"And, technically, after you see that options A and C each have a 2-digit repeater... you know E must be right without trying it, b/c there's only one right answer - A and C can't both be it. But you should probably still try E just to be sure."
That is the best answer in this thread. GMAT, much like SAT, tests simple math in tricky ways. That includes in ways a person won't have seen in class work. It tests reasoning using math as a medium.
As Stacey mentioned, the key to GMAT math is using your noodle. Identify the problem type, set up the problem (that's a key for this type), make sure all the work you've written is correct and you know what the problem asks, then complete it and double check the answer.
With problems that appear to be long series, including fraction problems of this nature, finding the first 3-5 digits or numbers will generally reveal the pattern.

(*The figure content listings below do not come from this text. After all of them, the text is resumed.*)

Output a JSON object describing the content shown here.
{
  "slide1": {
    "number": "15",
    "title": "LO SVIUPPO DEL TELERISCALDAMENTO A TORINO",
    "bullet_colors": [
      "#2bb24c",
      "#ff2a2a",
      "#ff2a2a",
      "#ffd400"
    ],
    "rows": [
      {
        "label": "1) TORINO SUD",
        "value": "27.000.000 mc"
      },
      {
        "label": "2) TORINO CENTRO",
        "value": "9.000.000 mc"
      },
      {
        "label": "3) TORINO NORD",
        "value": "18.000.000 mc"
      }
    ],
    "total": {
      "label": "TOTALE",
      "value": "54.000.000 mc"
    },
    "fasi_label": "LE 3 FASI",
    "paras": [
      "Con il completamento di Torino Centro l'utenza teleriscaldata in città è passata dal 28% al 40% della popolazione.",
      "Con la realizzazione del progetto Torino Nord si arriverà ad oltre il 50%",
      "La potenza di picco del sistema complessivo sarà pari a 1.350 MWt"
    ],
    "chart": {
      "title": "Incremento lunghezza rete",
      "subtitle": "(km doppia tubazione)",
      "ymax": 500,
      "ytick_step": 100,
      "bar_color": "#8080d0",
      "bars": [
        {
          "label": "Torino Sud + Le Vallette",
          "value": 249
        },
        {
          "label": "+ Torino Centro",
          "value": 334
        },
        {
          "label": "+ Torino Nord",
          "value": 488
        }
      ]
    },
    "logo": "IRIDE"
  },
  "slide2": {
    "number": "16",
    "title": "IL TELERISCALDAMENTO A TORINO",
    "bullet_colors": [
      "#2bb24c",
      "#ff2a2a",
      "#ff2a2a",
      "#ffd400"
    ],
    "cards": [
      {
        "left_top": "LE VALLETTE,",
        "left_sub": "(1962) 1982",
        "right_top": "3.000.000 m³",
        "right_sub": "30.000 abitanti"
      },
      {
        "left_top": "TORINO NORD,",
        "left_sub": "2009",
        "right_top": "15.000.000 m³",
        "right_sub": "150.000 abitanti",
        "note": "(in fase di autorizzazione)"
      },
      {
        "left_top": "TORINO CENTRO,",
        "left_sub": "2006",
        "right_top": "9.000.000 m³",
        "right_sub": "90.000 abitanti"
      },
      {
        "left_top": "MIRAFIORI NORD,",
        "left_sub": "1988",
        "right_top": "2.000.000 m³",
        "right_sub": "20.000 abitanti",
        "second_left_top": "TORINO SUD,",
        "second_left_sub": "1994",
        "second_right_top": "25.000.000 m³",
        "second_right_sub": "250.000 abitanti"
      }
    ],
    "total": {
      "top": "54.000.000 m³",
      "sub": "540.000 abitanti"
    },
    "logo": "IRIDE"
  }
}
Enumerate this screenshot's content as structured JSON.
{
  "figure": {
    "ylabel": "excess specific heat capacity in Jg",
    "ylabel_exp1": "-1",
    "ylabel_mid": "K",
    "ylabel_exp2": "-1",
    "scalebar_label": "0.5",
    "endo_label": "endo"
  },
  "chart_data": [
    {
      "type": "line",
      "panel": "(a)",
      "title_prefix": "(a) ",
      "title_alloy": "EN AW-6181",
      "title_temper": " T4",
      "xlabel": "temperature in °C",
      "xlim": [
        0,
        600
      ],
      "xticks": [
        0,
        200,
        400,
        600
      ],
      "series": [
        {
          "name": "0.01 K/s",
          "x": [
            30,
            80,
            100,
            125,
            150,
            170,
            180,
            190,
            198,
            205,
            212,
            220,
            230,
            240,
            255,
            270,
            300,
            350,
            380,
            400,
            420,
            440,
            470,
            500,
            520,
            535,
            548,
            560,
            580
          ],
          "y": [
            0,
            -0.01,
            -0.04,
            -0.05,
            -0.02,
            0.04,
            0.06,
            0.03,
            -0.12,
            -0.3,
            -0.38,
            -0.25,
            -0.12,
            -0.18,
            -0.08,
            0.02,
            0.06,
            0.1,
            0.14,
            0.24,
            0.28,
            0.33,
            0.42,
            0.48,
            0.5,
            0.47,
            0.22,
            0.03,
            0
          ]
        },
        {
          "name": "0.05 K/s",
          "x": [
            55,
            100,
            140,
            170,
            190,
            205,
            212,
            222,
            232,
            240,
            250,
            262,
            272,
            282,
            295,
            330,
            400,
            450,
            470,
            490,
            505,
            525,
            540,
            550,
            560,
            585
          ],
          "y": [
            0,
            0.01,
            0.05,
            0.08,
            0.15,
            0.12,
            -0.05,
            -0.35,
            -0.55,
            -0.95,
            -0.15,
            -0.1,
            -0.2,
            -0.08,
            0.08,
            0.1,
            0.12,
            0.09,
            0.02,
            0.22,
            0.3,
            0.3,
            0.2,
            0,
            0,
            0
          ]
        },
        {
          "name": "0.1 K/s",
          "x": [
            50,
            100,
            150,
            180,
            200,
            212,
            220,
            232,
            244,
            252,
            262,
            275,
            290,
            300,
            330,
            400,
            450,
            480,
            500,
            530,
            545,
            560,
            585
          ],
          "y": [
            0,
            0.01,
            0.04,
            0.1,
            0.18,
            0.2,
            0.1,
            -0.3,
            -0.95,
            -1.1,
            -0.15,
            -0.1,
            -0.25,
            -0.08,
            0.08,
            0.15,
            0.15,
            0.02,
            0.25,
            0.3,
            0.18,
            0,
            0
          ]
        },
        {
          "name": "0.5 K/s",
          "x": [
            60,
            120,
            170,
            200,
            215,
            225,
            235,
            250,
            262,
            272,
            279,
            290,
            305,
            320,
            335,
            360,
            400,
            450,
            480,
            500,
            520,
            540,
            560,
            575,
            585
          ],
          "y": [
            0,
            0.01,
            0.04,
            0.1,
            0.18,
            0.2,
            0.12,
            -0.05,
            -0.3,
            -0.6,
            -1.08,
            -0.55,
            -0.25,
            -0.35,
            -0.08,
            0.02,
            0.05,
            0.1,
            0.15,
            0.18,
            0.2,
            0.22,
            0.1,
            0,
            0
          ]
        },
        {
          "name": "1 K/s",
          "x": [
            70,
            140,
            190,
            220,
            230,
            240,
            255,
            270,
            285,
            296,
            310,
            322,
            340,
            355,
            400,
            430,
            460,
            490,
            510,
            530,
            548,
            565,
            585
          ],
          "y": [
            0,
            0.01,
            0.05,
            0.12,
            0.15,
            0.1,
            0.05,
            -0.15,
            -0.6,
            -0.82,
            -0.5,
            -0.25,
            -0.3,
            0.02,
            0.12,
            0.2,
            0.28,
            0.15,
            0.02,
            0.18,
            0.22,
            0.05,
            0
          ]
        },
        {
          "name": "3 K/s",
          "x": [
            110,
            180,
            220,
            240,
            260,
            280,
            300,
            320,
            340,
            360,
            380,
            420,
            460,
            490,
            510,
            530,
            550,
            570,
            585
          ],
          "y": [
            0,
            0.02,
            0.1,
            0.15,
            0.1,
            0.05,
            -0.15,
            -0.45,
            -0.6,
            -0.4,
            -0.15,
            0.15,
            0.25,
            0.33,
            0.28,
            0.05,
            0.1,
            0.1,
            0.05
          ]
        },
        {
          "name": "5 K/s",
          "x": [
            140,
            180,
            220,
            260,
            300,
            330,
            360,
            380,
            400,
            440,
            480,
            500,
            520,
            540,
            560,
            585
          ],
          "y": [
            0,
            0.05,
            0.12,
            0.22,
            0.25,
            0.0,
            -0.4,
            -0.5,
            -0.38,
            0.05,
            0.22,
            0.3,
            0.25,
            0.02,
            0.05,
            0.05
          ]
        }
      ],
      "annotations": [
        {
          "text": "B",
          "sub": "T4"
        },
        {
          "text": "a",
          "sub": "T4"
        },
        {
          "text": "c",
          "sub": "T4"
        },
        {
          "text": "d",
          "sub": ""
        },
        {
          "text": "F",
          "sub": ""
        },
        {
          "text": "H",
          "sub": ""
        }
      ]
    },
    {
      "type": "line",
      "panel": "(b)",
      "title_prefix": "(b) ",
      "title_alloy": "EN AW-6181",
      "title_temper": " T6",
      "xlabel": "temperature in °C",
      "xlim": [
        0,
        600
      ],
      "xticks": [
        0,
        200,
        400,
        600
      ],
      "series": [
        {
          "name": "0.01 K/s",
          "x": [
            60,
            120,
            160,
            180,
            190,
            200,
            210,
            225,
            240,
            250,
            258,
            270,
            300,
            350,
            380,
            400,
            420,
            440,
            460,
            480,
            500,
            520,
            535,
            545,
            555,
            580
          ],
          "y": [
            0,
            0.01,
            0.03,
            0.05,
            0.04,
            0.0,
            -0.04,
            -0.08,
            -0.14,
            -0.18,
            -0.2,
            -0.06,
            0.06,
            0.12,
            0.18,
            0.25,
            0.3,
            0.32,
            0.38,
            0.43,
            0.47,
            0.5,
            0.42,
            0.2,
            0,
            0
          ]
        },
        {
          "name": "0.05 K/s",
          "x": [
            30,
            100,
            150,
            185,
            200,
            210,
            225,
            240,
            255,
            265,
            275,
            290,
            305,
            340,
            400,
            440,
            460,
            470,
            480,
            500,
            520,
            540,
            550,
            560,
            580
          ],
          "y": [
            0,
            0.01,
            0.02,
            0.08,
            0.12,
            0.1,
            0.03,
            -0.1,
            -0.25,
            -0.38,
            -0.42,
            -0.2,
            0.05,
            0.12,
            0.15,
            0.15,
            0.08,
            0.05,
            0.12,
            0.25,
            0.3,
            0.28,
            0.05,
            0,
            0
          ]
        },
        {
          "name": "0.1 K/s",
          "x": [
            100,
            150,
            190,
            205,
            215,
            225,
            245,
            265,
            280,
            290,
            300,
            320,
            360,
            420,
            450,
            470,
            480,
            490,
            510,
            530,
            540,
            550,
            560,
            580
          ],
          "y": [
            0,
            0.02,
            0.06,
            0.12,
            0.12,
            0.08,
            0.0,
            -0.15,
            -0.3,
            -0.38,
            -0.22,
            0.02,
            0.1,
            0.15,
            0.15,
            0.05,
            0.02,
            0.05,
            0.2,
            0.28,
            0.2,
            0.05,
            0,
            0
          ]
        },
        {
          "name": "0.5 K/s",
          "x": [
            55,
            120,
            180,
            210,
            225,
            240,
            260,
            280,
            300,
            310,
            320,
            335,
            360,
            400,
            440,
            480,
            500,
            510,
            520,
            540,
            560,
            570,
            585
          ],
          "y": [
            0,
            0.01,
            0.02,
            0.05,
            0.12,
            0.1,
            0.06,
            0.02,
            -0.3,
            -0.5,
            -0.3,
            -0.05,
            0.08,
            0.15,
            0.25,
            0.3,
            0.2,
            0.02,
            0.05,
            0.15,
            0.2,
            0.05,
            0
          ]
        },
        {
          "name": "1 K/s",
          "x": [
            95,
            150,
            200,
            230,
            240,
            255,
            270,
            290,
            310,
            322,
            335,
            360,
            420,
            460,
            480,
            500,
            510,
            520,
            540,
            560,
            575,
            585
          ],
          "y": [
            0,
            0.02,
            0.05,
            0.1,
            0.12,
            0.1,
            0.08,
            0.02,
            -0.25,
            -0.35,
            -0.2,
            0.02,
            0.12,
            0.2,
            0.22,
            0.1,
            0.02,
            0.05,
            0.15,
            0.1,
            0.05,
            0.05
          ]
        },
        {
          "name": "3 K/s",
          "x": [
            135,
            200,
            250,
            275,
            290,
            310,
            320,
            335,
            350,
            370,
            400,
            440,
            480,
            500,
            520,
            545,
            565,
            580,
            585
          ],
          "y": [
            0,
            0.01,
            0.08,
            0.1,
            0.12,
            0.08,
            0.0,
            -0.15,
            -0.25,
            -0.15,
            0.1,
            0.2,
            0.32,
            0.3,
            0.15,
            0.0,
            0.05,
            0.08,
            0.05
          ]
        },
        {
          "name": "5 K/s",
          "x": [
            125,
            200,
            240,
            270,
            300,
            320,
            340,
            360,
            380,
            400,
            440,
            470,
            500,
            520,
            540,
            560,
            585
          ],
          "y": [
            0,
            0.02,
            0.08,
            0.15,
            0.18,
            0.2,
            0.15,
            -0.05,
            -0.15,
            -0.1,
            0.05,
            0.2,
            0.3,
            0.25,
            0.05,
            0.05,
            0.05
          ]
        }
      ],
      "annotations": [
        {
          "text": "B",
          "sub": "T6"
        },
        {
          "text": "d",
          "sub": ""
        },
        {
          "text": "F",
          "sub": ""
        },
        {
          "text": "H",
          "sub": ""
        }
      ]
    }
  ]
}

For example, this problem someone mentioned: "Last week manhattan GMAT challenging problem was to find the 18th number in 1/37 on which I wasted 2 mins. or some. then too wrong answer. I should have simply multiplied 27 to numerator & denominator. I would hv got
027/999 = .027027027027027027"
1 divided by 37, in long division after 5 digits you suspect it keeps repeating, after 6 you know it repeats. Then it's an easy matter to count to 18 to know a 7 will be in that place.
The only reason long division takes people more time is that they don't practice with it. In a problem like this it's likely a 6th grader, who is constantly working long division, would solve it quickly. That's the first thing he would try and he's pretty quick with it.